General

Preprocessor

Maia programs are preprocessed by an internal preprocessor, which is compatible with cpp (the standard C preprocessor). You may use any cpp directives (#include, #define, and so on). A number of #pragma directives handle Maia-specific functionality.

These pragmas must be explicitly entered in the source code (rather than using a command-line equivalent), to ensure that a program always has defined behaviour, irrespective of how it is compiled:

  • #pragma _DefaultWordSize sets the size of objects which have a default size; it itself defaults to 32 bits.
  • #pragma _StrictChecking sets the level of 'type checking' which is carried out during compilation. Level 1 (the default) defines a level of checking which is broadly compatible with C; this can be reduced to simplify quick tests, or increased to enforce stricter checking.

Separate Compilation

Maia (like Verilog and Pascal, for example) does not have a separate compilation facility.
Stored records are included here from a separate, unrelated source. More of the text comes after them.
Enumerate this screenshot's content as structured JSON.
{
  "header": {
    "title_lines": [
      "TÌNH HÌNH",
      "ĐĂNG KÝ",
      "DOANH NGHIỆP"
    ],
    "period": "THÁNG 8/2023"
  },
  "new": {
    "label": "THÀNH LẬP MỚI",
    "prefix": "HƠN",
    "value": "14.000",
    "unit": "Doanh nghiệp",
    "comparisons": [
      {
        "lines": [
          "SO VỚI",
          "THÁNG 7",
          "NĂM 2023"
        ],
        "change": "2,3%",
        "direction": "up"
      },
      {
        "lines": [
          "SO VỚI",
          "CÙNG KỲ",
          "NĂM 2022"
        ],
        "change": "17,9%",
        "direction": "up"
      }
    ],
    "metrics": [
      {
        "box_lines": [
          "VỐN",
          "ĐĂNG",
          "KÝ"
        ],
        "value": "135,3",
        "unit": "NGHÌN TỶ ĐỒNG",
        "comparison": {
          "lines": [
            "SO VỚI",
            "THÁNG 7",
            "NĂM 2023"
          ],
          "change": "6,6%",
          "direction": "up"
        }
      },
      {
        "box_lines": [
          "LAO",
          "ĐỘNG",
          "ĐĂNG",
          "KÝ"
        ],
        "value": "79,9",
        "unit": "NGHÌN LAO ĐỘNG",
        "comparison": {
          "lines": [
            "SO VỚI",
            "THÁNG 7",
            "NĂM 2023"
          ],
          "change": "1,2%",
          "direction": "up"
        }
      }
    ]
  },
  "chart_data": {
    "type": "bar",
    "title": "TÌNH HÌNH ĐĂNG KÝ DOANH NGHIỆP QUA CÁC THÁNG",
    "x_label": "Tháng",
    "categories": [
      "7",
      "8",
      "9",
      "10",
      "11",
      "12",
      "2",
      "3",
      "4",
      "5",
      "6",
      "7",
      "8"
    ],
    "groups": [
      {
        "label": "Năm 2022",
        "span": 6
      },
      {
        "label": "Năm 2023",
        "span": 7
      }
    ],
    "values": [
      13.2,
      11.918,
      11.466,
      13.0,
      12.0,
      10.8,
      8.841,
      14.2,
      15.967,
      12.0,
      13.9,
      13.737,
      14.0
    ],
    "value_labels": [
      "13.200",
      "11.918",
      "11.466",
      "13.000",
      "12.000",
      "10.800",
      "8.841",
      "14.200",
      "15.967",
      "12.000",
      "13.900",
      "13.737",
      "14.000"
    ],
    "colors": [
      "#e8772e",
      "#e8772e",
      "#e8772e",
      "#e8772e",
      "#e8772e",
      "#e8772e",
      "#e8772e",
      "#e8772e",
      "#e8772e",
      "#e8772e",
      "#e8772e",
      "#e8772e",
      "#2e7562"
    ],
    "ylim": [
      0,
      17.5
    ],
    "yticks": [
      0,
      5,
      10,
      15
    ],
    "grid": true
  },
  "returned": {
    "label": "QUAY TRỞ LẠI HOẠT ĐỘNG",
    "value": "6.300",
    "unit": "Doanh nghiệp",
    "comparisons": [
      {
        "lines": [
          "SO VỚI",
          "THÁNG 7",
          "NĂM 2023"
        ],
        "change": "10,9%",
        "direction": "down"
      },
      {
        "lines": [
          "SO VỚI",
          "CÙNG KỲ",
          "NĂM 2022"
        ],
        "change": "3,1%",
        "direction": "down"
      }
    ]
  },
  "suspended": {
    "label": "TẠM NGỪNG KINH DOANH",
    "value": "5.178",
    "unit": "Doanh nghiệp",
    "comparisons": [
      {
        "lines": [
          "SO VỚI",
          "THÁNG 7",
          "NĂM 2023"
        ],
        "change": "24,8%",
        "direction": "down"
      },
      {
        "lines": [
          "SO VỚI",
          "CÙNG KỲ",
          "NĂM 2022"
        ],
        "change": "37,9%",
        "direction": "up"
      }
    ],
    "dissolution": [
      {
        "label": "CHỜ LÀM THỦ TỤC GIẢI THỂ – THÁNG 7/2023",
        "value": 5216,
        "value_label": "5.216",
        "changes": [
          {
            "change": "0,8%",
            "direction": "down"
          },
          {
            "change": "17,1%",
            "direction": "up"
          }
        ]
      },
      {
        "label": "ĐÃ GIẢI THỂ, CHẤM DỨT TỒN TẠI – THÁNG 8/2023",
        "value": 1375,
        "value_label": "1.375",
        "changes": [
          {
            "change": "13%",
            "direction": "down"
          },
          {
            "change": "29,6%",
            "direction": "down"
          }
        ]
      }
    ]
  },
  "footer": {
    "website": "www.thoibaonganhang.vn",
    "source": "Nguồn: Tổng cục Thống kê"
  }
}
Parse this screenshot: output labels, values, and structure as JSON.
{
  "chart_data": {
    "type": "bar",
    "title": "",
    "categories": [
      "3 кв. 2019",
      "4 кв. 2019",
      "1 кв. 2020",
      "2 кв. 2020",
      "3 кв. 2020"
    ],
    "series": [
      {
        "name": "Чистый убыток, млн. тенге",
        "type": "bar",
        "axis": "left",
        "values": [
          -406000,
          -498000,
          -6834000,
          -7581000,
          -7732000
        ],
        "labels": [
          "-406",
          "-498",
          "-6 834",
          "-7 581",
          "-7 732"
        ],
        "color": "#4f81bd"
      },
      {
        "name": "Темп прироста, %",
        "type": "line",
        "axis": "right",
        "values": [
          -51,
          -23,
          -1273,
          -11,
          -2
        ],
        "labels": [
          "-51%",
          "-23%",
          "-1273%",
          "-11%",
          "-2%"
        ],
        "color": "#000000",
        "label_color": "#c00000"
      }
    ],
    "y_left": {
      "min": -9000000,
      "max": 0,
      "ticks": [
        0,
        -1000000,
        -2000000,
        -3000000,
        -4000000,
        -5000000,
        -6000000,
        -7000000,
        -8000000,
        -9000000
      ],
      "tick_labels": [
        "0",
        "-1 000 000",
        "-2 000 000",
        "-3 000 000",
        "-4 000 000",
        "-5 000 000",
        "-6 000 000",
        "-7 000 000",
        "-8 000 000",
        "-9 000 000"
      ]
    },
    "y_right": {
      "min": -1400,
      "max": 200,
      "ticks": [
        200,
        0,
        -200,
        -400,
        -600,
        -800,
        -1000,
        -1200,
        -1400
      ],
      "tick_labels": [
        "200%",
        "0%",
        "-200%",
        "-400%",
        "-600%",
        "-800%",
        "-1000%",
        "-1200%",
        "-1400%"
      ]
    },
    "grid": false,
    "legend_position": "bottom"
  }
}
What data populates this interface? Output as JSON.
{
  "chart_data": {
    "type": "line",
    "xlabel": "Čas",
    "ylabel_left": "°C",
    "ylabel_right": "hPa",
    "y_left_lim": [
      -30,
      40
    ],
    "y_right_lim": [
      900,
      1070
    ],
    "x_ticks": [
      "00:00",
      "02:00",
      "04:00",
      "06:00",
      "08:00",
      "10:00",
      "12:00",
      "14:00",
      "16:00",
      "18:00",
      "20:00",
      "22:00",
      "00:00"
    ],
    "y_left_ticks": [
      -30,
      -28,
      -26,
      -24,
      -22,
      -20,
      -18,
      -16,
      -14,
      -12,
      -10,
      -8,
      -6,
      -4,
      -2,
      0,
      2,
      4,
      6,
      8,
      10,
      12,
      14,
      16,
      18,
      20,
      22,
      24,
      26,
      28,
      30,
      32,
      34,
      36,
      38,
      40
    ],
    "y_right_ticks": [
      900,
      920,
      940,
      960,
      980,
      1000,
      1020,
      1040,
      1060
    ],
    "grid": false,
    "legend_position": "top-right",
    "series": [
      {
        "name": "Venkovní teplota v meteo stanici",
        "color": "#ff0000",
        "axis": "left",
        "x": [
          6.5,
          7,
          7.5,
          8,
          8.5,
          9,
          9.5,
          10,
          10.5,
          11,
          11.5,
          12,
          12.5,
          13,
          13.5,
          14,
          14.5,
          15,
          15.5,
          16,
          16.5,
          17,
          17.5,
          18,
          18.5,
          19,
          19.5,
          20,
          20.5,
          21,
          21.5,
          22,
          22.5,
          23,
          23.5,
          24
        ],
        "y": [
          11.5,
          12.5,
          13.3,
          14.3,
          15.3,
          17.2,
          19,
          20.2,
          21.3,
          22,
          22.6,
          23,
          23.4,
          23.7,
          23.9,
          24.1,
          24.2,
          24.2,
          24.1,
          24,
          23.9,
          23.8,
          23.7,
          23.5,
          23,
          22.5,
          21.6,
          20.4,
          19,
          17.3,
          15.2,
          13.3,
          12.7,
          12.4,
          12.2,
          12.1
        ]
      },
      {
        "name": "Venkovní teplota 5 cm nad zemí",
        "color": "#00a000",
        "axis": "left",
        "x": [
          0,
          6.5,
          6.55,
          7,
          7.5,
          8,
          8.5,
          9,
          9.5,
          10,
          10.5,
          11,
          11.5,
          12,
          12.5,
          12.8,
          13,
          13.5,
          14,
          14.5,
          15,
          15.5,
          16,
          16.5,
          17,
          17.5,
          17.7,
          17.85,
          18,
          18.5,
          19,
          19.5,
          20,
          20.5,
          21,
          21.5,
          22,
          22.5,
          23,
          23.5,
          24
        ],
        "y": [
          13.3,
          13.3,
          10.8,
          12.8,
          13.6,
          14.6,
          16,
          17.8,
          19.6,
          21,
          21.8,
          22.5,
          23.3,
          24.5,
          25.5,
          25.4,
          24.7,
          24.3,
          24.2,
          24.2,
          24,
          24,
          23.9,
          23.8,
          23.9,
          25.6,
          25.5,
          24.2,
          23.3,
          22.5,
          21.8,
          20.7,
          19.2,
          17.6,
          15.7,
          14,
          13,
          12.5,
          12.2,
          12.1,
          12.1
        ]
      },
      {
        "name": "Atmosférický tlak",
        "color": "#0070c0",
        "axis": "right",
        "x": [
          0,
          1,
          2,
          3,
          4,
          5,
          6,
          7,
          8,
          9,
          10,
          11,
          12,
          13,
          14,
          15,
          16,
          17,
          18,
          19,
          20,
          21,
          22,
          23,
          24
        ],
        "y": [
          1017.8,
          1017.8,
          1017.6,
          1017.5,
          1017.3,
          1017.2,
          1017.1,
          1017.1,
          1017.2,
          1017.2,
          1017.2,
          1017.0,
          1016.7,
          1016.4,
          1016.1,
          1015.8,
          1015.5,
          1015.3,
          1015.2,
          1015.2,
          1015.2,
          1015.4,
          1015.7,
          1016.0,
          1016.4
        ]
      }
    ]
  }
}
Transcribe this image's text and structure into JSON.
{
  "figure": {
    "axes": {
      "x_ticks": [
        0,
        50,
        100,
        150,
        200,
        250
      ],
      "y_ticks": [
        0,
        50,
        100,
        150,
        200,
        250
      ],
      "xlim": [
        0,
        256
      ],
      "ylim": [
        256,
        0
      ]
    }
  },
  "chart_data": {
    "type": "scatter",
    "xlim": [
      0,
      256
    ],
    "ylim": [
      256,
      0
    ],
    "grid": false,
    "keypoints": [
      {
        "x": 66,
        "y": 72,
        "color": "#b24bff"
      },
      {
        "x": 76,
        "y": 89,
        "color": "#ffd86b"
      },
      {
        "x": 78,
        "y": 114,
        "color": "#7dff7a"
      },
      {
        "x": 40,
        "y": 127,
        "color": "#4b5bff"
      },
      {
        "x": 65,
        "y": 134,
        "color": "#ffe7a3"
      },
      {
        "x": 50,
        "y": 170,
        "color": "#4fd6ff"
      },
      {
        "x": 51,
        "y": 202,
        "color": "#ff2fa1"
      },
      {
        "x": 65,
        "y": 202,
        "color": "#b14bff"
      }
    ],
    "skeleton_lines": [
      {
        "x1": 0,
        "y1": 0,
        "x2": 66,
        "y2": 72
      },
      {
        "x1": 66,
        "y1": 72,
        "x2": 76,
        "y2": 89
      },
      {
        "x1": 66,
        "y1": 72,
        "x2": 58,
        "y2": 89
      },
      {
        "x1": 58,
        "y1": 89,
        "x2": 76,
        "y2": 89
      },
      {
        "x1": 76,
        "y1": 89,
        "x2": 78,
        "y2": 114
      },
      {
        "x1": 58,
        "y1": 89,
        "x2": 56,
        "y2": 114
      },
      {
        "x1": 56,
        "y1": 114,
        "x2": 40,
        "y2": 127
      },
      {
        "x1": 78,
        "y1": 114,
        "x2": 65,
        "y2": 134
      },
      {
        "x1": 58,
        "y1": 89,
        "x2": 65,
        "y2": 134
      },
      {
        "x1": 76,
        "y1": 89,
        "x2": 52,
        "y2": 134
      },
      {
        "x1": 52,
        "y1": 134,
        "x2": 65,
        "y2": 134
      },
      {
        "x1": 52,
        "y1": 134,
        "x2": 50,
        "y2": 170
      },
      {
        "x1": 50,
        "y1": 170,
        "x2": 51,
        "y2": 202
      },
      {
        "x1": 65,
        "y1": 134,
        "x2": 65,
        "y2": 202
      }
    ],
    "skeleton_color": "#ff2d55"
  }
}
Everything that you need for a testbench must be compiled at the same time, normally by using the #include facility. Most Maia programs are likely to be relatively short, with limited scope for reusability, and separate compilation therefore does not have the same importance that it has in most general-purpose languages.


Standard Library

There is no 'standard library'. There are a limited number of built-in functions, or statements which could be considered to be built-in functions (assert, report, rand, exit, exec, and wait). report has a close equivalence to C's printf. A foreign-language interface can be used run Verilog tasks, which can themselves run arbitrary C code, if necessary.


Statement termination

Maia uses the same rules as C for statement termination with semicolons, for any statement that appears within a function.

Semicolons are optional within the DUT section, and are also optional after drive statements in a 'test vector program' (a program which contains no functions). Semicolons are required after drive statements which are contained within a function.